On March 23, 2015, U.S. Representative Ed Whitfield (R-Ky.), Chairman of the House Energy and Power Subcommittee, introduced a discussion draft of a bill titled the “Ratepayer Protection Act of 2015,” which would allow states to “opt out” of complying with the Environmental Protection Agency’s final Clean Power Plan.

The draft bill aims to dramatically weaken state compliance obligations under the Clean Power Plan. First, the bill would extend the rule’s compliance deadlines until final judgments are issued in all legal challenges against EPA’s regulation, which could take years. Second, and more significantly, the bill would exempt a state from adopting a plan to implement the final rule if the governor determines that compliance would “have a significant adverse effect on the State’s residential, commercial, or industrial ratepayers” or “on the reliability of the State’s electricity system.” A state could also refuse to implement a federal plan if these same conditions are met. In determining whether compliance would adversely affect ratepayers, the state must take into account any potential rate increases associated with implementation of the Clean Power Plan or other federal or state environmental regulations. In determining whether compliance would adversely affect reliability, the state must consider the rule’s effects on the state’s electricity generating resources, transmission and distribution infrastructure, and projected electricity demands.

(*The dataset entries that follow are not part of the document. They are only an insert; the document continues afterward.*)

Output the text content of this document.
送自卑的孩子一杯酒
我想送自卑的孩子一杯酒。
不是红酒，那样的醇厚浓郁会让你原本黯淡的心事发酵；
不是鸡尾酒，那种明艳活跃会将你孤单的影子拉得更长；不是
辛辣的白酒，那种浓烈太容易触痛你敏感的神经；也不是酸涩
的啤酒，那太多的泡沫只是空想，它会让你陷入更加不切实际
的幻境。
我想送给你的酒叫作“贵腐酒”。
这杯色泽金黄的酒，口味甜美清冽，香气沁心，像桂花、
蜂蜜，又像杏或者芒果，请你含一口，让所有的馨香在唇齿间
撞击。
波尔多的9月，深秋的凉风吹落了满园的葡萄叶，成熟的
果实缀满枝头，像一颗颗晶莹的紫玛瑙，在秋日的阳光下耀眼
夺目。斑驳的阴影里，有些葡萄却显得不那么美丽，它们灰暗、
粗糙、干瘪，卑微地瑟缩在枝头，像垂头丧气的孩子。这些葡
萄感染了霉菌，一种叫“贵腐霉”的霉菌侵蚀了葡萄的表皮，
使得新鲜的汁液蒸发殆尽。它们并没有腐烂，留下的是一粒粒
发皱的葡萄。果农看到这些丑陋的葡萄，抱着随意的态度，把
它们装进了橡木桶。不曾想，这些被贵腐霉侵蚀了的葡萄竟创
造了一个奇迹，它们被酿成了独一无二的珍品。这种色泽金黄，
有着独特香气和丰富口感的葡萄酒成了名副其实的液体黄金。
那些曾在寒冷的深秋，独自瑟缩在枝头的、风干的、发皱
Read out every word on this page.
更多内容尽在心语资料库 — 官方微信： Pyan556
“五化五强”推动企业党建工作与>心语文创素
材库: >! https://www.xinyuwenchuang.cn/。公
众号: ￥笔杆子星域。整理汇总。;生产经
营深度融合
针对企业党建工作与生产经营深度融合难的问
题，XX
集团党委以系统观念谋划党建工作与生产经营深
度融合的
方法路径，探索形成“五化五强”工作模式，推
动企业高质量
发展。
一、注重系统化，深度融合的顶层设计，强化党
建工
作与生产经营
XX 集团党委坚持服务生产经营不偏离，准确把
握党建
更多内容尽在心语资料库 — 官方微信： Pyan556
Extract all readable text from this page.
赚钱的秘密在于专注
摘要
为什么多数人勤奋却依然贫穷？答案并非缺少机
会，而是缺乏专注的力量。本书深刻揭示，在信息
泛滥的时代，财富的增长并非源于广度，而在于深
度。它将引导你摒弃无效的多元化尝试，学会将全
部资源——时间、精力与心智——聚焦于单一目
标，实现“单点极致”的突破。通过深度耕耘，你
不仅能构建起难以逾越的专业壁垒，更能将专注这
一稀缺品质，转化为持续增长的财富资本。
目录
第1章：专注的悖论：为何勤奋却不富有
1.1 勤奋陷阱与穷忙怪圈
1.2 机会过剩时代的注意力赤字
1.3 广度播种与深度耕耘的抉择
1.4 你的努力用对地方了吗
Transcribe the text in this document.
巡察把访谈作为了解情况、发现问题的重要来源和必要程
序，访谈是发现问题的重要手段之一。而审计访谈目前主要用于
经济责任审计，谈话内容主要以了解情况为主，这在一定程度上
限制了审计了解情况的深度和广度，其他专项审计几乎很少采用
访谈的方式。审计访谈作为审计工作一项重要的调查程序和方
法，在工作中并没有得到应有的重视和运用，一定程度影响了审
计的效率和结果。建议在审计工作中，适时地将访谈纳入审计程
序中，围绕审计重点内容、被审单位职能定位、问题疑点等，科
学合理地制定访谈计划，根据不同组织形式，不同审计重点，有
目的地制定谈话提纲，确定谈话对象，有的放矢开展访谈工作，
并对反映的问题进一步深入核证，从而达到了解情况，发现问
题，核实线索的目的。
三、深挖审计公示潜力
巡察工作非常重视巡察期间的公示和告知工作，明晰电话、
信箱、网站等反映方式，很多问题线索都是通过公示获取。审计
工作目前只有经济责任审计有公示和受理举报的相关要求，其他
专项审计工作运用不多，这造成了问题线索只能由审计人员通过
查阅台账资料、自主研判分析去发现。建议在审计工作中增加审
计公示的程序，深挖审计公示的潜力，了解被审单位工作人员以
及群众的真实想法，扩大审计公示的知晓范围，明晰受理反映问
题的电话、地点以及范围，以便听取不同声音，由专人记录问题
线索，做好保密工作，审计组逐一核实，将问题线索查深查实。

Rep. Whitfield argues that this legislation is necessary to protect coal-dependent states, like Kentucky, from rising electricity rates. According to the House Energy & Commerce Committee website, the bill “seeks to empower states to protect families and businesses from higher electricity rates and other harmful effects of EPA’s pending rule to regulate carbon dioxide emissions from existing power plants.” Whitfield described the Clean Power Plan as an “unprecedented power grab,” and stated that his “commonsense legislation” is necessary to protect states from “EPA’s damaging overreach.” House Energy and Power Committee Chairman Fred Upton (R-MI) also expressed his support for Whitfield’s legislation, stating, “[t]his bill is about protecting families and jobs.”

Supporting Alarmist Claims With Questionable Data

Rep. Whitfield rationalizes his opposition to EPA’s proposed rule by asserting that the Clean Power Plan will unreasonably burden ratepayers. EPA estimated that the rule’s annual compliance costs would range from $5.4 to $7.4 billion in 2020 and range from $7.3 to $8.8 billion in 2030. Proponents of the Ratepayer Protection Act, however, cautioned that the rule’s actual compliance costs may be much higher than EPA projected. An April 10 memo introducing the draft bill argued that according to “other estimates,” the rule’s compliance costs could potentially range from $366 to $479 billion between 2017 and 2031.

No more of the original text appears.